The sign, currently in the museum’s Neon Boneyard, will be refurbished, relit, and relocated closer to the Stardust Hotel sign, where the Lido de Paris show was brought to from Paris in 1958 and ran until 1991. The sign will be restored and relit in February 2023.

The San Manuel Gaming and Hospitality Authority is providing a grant to refurbish and re-illuminate its Palms Casino Resort sign currently in the Neon Museum’s collection. When completed, the sign will be installed in the Neon Boneyard enabling the museum to tell the history of Tribal gaming in Las Vegas. The Palms Casino Resort is the first resort to be fully owned and operated by a Native American Tribe in Las Vegas.

In conjunction with the refurbishment, The Neon Museum will create and install an educational panel outlining the history of Native Americans in Las Vegas prior to the city’s founding in 1905, and Tribal life today.

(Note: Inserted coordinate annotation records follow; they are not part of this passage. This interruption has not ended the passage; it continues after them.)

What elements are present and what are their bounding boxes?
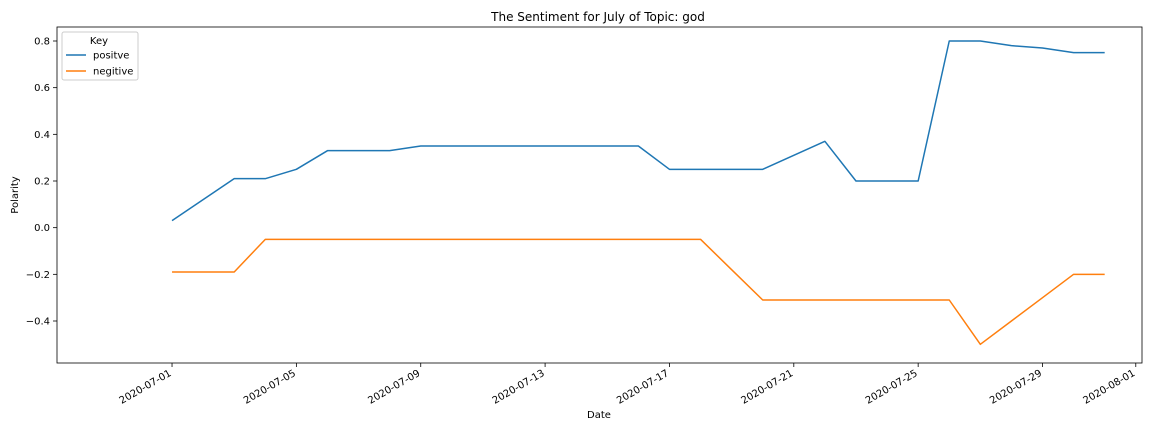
x-tick-label: 2020-07-13 [491,368,547,407]
y-axis: −0.4 −0.2 0.0 0.2 0.4 0.6 0.8 [26,37,57,328]
x-axis-label: Date [587,410,611,421]
x-tick-label: 2020-07-01 [118,368,174,407]
series-lines [171,40,1105,346]
y-tick-label: −0.2 [26,270,50,281]
y-tick-label: 0.2 [34,177,50,188]
legend-box [61,31,139,81]
y-tick-label: −0.4 [26,317,50,328]
x-tick-label: 2020-08-01 [1081,368,1137,407]
series-line-positve [171,40,1105,222]
legend-label-negitive: negitive [93,67,133,78]
legend-label-positve: positve [93,51,129,62]
x-tick-label: 2020-07-25 [864,368,920,407]
y-tick-label: 0.8 [34,37,50,48]
plot-area [56,26,1143,364]
x-tick-label: 2020-07-21 [739,368,795,407]
x-tick-label: 2020-07-29 [988,368,1044,407]
x-axis: 2020-07-01 2020-07-05 2020-07-09 2020-07-13… [118,363,1137,407]
y-tick-label: 0.4 [34,130,50,141]
x-tick-label: 2020-07-05 [242,368,298,407]
legend: Key positve negitive [61,31,139,81]
x-tick-label: 2020-07-17 [615,368,671,407]
chart-title: The Sentiment for July of Topic: god [490,10,705,24]
legend-title: Key [90,36,108,47]
x-tick-label: 2020-07-09 [366,368,422,407]
y-tick-label: 0.6 [34,83,50,94]
y-axis-label: Polarity [10,176,21,214]
y-tick-label: 0.0 [34,223,50,234]
series-line-negitive [172,238,1105,346]
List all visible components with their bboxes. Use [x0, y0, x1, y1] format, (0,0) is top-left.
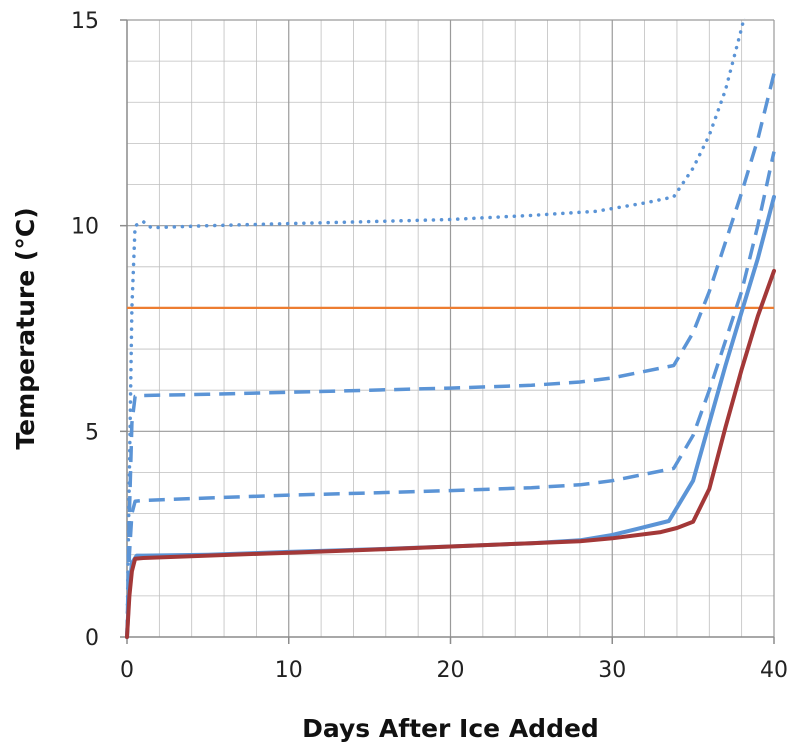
x-tick-label: 30	[598, 658, 626, 683]
x-axis-title: Days After Ice Added	[302, 714, 599, 743]
axes	[120, 19, 775, 644]
data-series	[125, 18, 776, 639]
x-tick-label: 20	[437, 658, 465, 683]
y-tick-label: 5	[85, 420, 99, 445]
series-line-dark-red	[125, 268, 776, 639]
series-line-dashed	[125, 151, 776, 638]
y-tick-label: 15	[71, 9, 99, 34]
grid	[127, 19, 775, 637]
x-tick-label: 0	[120, 658, 134, 683]
series-line-dashed	[125, 73, 776, 638]
y-tick-label: 0	[85, 626, 99, 651]
y-tick-label: 10	[71, 215, 99, 240]
series-line-dotted	[125, 18, 746, 639]
tick-labels: 0 10 20 30 40 0 5 10 15	[71, 9, 788, 683]
x-tick-label: 40	[760, 658, 788, 683]
y-axis-title: Temperature (°C)	[11, 207, 40, 449]
x-tick-label: 10	[275, 658, 303, 683]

YESCO, a custom sign, lighting, and billboard company in Las Vegas and the official founding partner of The Neon Museum, is providing a fund for the conservation, repair, and improvement of signs in the Neon Boneyard. The fund can be used independently or as a match with donor dollars allowing for more restoration initiatives.

When The Neon Museum was first established, approximately one-third of the museum’s collection (more than 180 signs) were loaned by YESCO and remain in the collection today.

The Barbara Molasky Acquisition Fund, named after the museum’s founding president and seeded by the Molasky family, will allow The Neon Museum to compete with collectors to purchase signage and ephemera from closing properties. The fund also will enable the purchase of works that enhance the museum’s fine art collection.